CHAPTER 1 – INTRODUCTION | REINDEER | NETWORKS
The most comprehensive account of the St. Matthew Island reindeer was written by David R. Klein of the Alaska Cooperative Wildlife Research Unit at the University of Alaska. He attributes the reindeer collapse to overconsumption as well as an extremely harsh winter in 1963–1964. See “The Introduction, Increase, and Crash of Reindeer on St. Matthew Island,” Journal of Wildlife Management 32, no. 2 (1968): 350–367. A more recent review of the lichen in the area is provided in Stephen S. Talbot, Sandra Looman Talbot, John W. Thomson, and Wilfred B. Schofield, “Lichens from St. Matthew and St. Paul Islands, Bering Sea, Alaska,” Bryologist 104, no. 1 (2001): 47–58.
There has been some recent debate among scientists as to which had a greater impact, the weather or the reindeer population, but the general consensus continues to be that the reindeer over-consumed and overshot their environment. For a contrary viewpoint, see the November–December 2009 article in Weatherwise, “What Killed the Reindeer of Saint Matthew Island?,” by David Klein, John Walsh, and Martha Shulski.
Robert F. Bruner states in Deals from Hell: M&A Lessons That Rise above the Ashes that only 13 percent of the 501 companies listed in the NYSE in 1925 still existed in 2004 (Hoboken, N.J.: Wiley, 2005), 1–2. That number is almost certainly lower now.
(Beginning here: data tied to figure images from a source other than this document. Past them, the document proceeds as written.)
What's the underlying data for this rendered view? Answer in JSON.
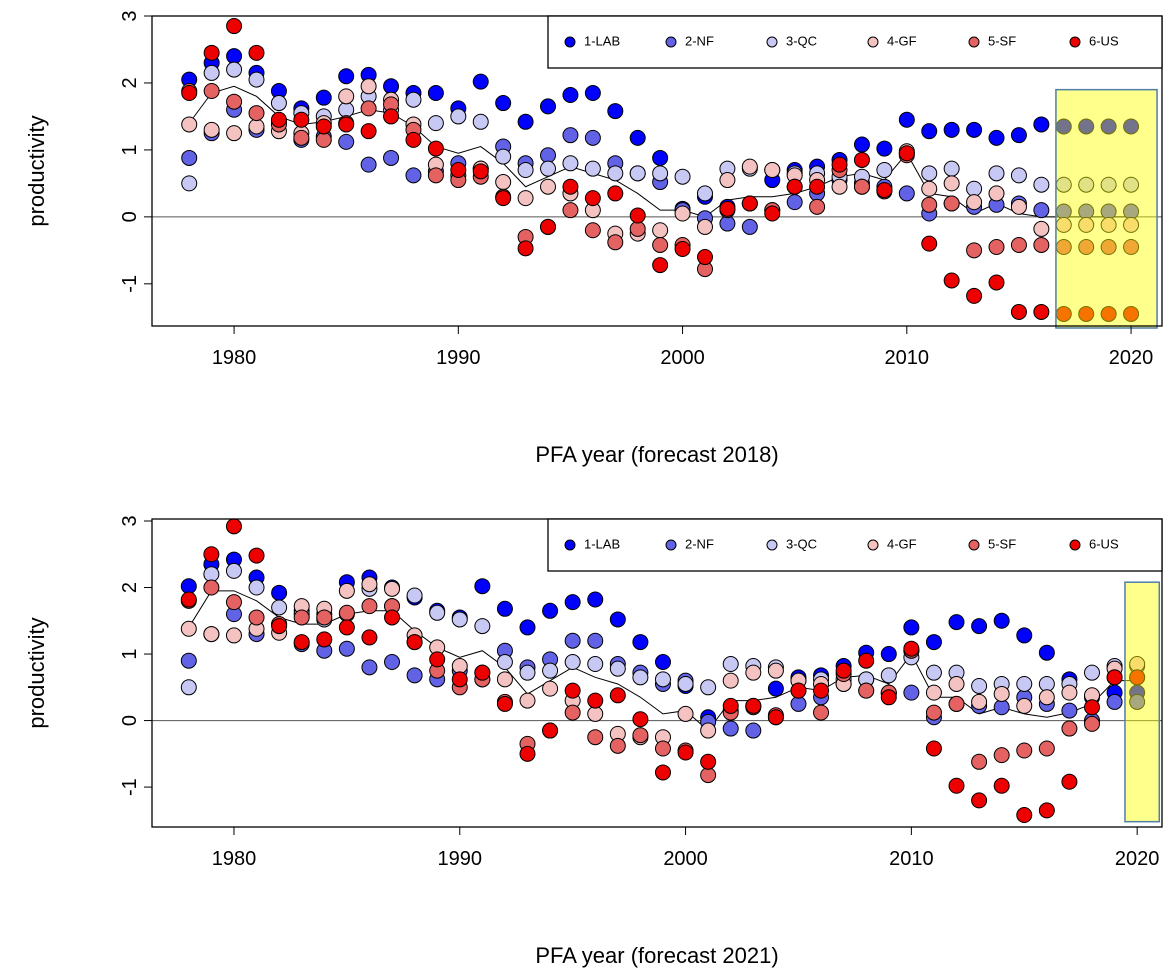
{
  "chart_data": [
    {
      "type": "scatter",
      "xlabel": "PFA year (forecast 2018)",
      "ylabel": "productivity",
      "xlim": [
        1976.34,
        2021.38
      ],
      "ylim": [
        -1.63,
        3.0
      ],
      "xticks": [
        1980,
        1990,
        2000,
        2010,
        2020
      ],
      "yticks": [
        -1,
        0,
        1,
        2,
        3
      ],
      "legend": "top-right",
      "hline": 0,
      "highlight": {
        "xlim": [
          2016.65,
          2021.16
        ],
        "ylim": [
          -1.66,
          1.9
        ],
        "color": "#ffff00"
      },
      "x": [
        1978,
        1979,
        1980,
        1981,
        1982,
        1983,
        1984,
        1985,
        1986,
        1987,
        1988,
        1989,
        1990,
        1991,
        1992,
        1993,
        1994,
        1995,
        1996,
        1997,
        1998,
        1999,
        2000,
        2001,
        2002,
        2003,
        2004,
        2005,
        2006,
        2007,
        2008,
        2009,
        2010,
        2011,
        2012,
        2013,
        2014,
        2015,
        2016,
        2017,
        2018,
        2019,
        2020
      ],
      "series": [
        {
          "name": "1-LAB",
          "color": "#0000ff",
          "values": [
            2.05,
            2.3,
            2.4,
            2.15,
            1.88,
            1.62,
            1.78,
            2.1,
            2.12,
            1.95,
            1.85,
            1.85,
            1.62,
            2.02,
            1.7,
            1.42,
            1.65,
            1.82,
            1.85,
            1.58,
            1.18,
            0.88,
            0.12,
            0.3,
            0.15,
            0.2,
            0.55,
            0.7,
            0.75,
            0.85,
            1.08,
            1.02,
            1.45,
            1.28,
            1.3,
            1.3,
            1.18,
            1.22,
            1.38,
            1.35,
            1.35,
            1.35,
            1.35
          ]
        },
        {
          "name": "2-NF",
          "color": "#6262e6",
          "values": [
            0.88,
            1.25,
            1.6,
            1.3,
            1.42,
            1.15,
            1.2,
            1.12,
            0.78,
            0.88,
            0.62,
            0.68,
            0.8,
            0.72,
            1.05,
            0.8,
            0.92,
            1.22,
            1.18,
            0.8,
            0.65,
            0.52,
            0.1,
            -0.02,
            -0.1,
            -0.15,
            0.1,
            0.22,
            0.35,
            0.55,
            0.5,
            0.45,
            0.35,
            0.05,
            0.2,
            0.15,
            0.18,
            0.2,
            0.1,
            0.08,
            0.08,
            0.08,
            0.08
          ]
        },
        {
          "name": "3-QC",
          "color": "#c8c8f4",
          "values": [
            0.5,
            2.15,
            2.2,
            2.05,
            1.7,
            1.55,
            1.5,
            1.6,
            1.8,
            1.6,
            1.75,
            1.4,
            1.5,
            1.42,
            0.9,
            0.7,
            0.72,
            0.8,
            0.72,
            0.65,
            0.65,
            0.65,
            0.6,
            0.35,
            0.72,
            0.72,
            0.7,
            0.65,
            0.65,
            0.6,
            0.6,
            0.7,
            0.95,
            0.65,
            0.72,
            0.42,
            0.65,
            0.62,
            0.48,
            0.48,
            0.48,
            0.48,
            0.48
          ]
        },
        {
          "name": "4-GF",
          "color": "#f5c2c2",
          "values": [
            1.38,
            1.3,
            1.25,
            1.35,
            1.28,
            1.25,
            1.4,
            1.8,
            1.95,
            1.75,
            1.38,
            0.78,
            0.62,
            0.72,
            0.52,
            0.28,
            0.45,
            0.35,
            0.1,
            -0.25,
            -0.25,
            -0.2,
            0.05,
            -0.15,
            0.55,
            0.75,
            0.7,
            0.62,
            0.55,
            0.45,
            0.45,
            0.4,
            0.98,
            0.42,
            0.5,
            0.22,
            0.35,
            0.15,
            -0.18,
            -0.12,
            -0.12,
            -0.12,
            -0.12
          ]
        },
        {
          "name": "5-SF",
          "color": "#e46262",
          "values": [
            1.88,
            1.88,
            1.72,
            1.55,
            1.38,
            1.18,
            1.15,
            1.4,
            1.62,
            1.68,
            1.3,
            0.62,
            0.55,
            0.6,
            0.3,
            -0.3,
            -0.15,
            0.1,
            -0.2,
            -0.38,
            -0.18,
            -0.42,
            -0.42,
            -0.78,
            0.1,
            0.2,
            0.1,
            0.45,
            0.15,
            0.7,
            0.45,
            0.38,
            0.92,
            0.18,
            0.2,
            -0.5,
            -0.45,
            -0.42,
            -0.42,
            -0.45,
            -0.45,
            -0.45,
            -0.45
          ]
        },
        {
          "name": "6-US",
          "color": "#ee0000",
          "values": [
            1.85,
            2.45,
            2.85,
            2.45,
            1.45,
            1.45,
            1.35,
            1.38,
            1.28,
            1.5,
            1.15,
            1.02,
            0.7,
            0.68,
            0.28,
            -0.47,
            -0.15,
            0.45,
            0.28,
            0.35,
            0.02,
            -0.72,
            -0.48,
            -0.6,
            0.12,
            0.2,
            0.05,
            0.45,
            0.45,
            0.78,
            0.85,
            0.4,
            0.95,
            -0.4,
            -0.95,
            -1.18,
            -0.98,
            -1.42,
            -1.42,
            -1.45,
            -1.45,
            -1.45,
            -1.45
          ]
        }
      ],
      "trend": [
        1.4,
        1.85,
        1.95,
        1.8,
        1.5,
        1.38,
        1.42,
        1.5,
        1.6,
        1.55,
        1.35,
        1.05,
        0.95,
        1.05,
        0.8,
        0.45,
        0.6,
        0.75,
        0.65,
        0.55,
        0.35,
        0.1,
        0.1,
        0.0,
        0.25,
        0.3,
        0.3,
        0.35,
        0.45,
        0.6,
        0.65,
        0.55,
        0.95,
        0.35,
        0.3,
        0.05,
        0.2,
        0.05,
        0.0,
        0.0,
        0.0,
        0.0,
        0.0
      ]
    },
    {
      "type": "scatter",
      "xlabel": "PFA year (forecast 2021)",
      "ylabel": "productivity",
      "xlim": [
        1976.37,
        2021.1
      ],
      "ylim": [
        -1.6,
        3.03
      ],
      "xticks": [
        1980,
        1990,
        2000,
        2010,
        2020
      ],
      "yticks": [
        -1,
        0,
        1,
        2,
        3
      ],
      "legend": "top-right",
      "hline": 0,
      "highlight": {
        "xlim": [
          2019.46,
          2020.98
        ],
        "ylim": [
          -1.52,
          2.08
        ],
        "color": "#ffff00"
      },
      "x": [
        1978,
        1979,
        1980,
        1981,
        1982,
        1983,
        1984,
        1985,
        1986,
        1987,
        1988,
        1989,
        1990,
        1991,
        1992,
        1993,
        1994,
        1995,
        1996,
        1997,
        1998,
        1999,
        2000,
        2001,
        2002,
        2003,
        2004,
        2005,
        2006,
        2007,
        2008,
        2009,
        2010,
        2011,
        2012,
        2013,
        2014,
        2015,
        2016,
        2017,
        2018,
        2019,
        2020
      ],
      "series": [
        {
          "name": "1-LAB",
          "color": "#0000ff",
          "values": [
            2.02,
            2.35,
            2.42,
            2.15,
            1.92,
            1.65,
            1.6,
            2.08,
            2.15,
            2.0,
            1.85,
            1.65,
            1.55,
            2.02,
            1.68,
            1.4,
            1.65,
            1.78,
            1.82,
            1.52,
            1.18,
            0.88,
            0.52,
            0.05,
            0.15,
            0.22,
            0.48,
            0.65,
            0.68,
            0.82,
            1.02,
            1.0,
            1.4,
            1.18,
            1.48,
            1.42,
            1.5,
            1.28,
            1.02,
            0.62,
            0.35,
            0.42,
            0.42
          ]
        },
        {
          "name": "2-NF",
          "color": "#6262e6",
          "values": [
            0.9,
            1.3,
            1.6,
            1.3,
            1.45,
            1.15,
            1.05,
            1.08,
            0.8,
            0.88,
            0.68,
            0.62,
            0.75,
            0.62,
            1.05,
            0.8,
            0.92,
            1.2,
            1.2,
            0.85,
            0.72,
            0.55,
            0.6,
            -0.02,
            -0.12,
            -0.15,
            0.05,
            0.25,
            0.35,
            0.55,
            0.62,
            0.42,
            0.42,
            0.05,
            0.25,
            0.22,
            0.2,
            0.35,
            0.25,
            0.15,
            0.0,
            0.28,
            0.28
          ]
        },
        {
          "name": "3-QC",
          "color": "#c8c8f4",
          "values": [
            0.5,
            2.2,
            2.25,
            2.0,
            1.7,
            1.6,
            1.52,
            1.6,
            1.98,
            1.72,
            1.88,
            1.62,
            1.52,
            1.42,
            0.88,
            0.72,
            0.75,
            0.88,
            0.85,
            0.78,
            0.65,
            0.62,
            0.55,
            0.5,
            0.85,
            0.82,
            0.8,
            0.6,
            0.62,
            0.62,
            0.62,
            0.68,
            0.95,
            0.72,
            0.72,
            0.52,
            0.55,
            0.55,
            0.55,
            0.55,
            0.72,
            0.82,
            0.82
          ]
        },
        {
          "name": "4-GF",
          "color": "#f5c2c2",
          "values": [
            1.38,
            1.3,
            1.28,
            1.38,
            1.32,
            1.72,
            1.68,
            1.95,
            2.05,
            1.98,
            1.28,
            1.1,
            0.82,
            0.72,
            0.62,
            0.3,
            0.48,
            0.3,
            0.1,
            -0.2,
            -0.25,
            -0.25,
            0.1,
            -0.15,
            0.6,
            0.72,
            0.75,
            0.6,
            0.55,
            0.55,
            0.45,
            0.4,
            1.05,
            0.42,
            0.55,
            0.28,
            0.4,
            0.22,
            0.35,
            0.42,
            0.38,
            0.78,
            0.85
          ]
        },
        {
          "name": "5-SF",
          "color": "#e46262",
          "values": [
            1.8,
            2.0,
            1.78,
            1.55,
            1.45,
            1.55,
            1.55,
            1.62,
            1.72,
            1.72,
            1.18,
            0.75,
            0.5,
            0.62,
            0.28,
            -0.35,
            -0.15,
            0.12,
            -0.25,
            -0.38,
            -0.22,
            -0.42,
            -0.45,
            -0.82,
            0.12,
            0.2,
            0.08,
            0.45,
            0.12,
            0.7,
            0.45,
            0.42,
            1.05,
            0.12,
            0.25,
            -0.62,
            -0.52,
            -0.45,
            -0.42,
            -0.12,
            -0.05,
            0.65,
            0.65
          ]
        },
        {
          "name": "6-US",
          "color": "#ee0000",
          "values": [
            1.82,
            2.5,
            2.92,
            2.48,
            1.42,
            1.18,
            1.22,
            1.4,
            1.25,
            1.55,
            1.18,
            0.92,
            0.62,
            0.72,
            0.25,
            -0.5,
            -0.15,
            0.45,
            0.3,
            0.38,
            0.02,
            -0.78,
            -0.48,
            -0.62,
            0.22,
            0.22,
            0.05,
            0.45,
            0.45,
            0.75,
            0.9,
            0.35,
            1.08,
            -0.42,
            -0.98,
            -1.2,
            -0.98,
            -1.42,
            -1.35,
            -0.92,
            0.2,
            0.65,
            0.65
          ]
        }
      ],
      "trend": [
        1.4,
        1.95,
        1.95,
        1.8,
        1.55,
        1.45,
        1.45,
        1.6,
        1.65,
        1.65,
        1.35,
        1.1,
        0.95,
        1.05,
        0.8,
        0.4,
        0.6,
        0.8,
        0.65,
        0.55,
        0.35,
        0.1,
        0.15,
        -0.15,
        0.3,
        0.3,
        0.35,
        0.5,
        0.45,
        0.65,
        0.68,
        0.55,
        1.0,
        0.35,
        0.35,
        0.1,
        0.2,
        0.1,
        0.05,
        0.12,
        0.25,
        0.6,
        0.6
      ]
    }
  ]
}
It should come as no surprise that Darwin plays a central role in most of the theory throughout this book. One of Darwin’s most important points is often either misunderstood or completely ignored. He made it very clear that there is no such thing as “good or bad” when it comes to evolution, stating that “there is a frequently recurring struggle for existence, it follows that any being, if it vary however slightly in any manner profitable to itself, under the complex and sometimes varying conditions of life, will have a better chance of surviving, and thus be naturally selected.” See The Origin of Species: 150th Anniversary Edition (New York: Penguin, 2003), p. 29. People often mistake this thought as a reason to believe that Mother Nature has a hand in what we humans define as progress. Stephen Jay Gould eloquently explained this in Full House: The Spread of Excellence from Plato to Darwin (New York: Harmony Books, 1996), p. 63: “Evolution, to us, is a linear series of creatures getting bigger, fancier, or at least better adapted to local environments.” But “natural selection talks only about adaption to changing local environments…no feature of such local adaptation should yield any expectation of general progress.” Gould also noted that written in Darwin’s personal journal were the words “never say higher or lower.”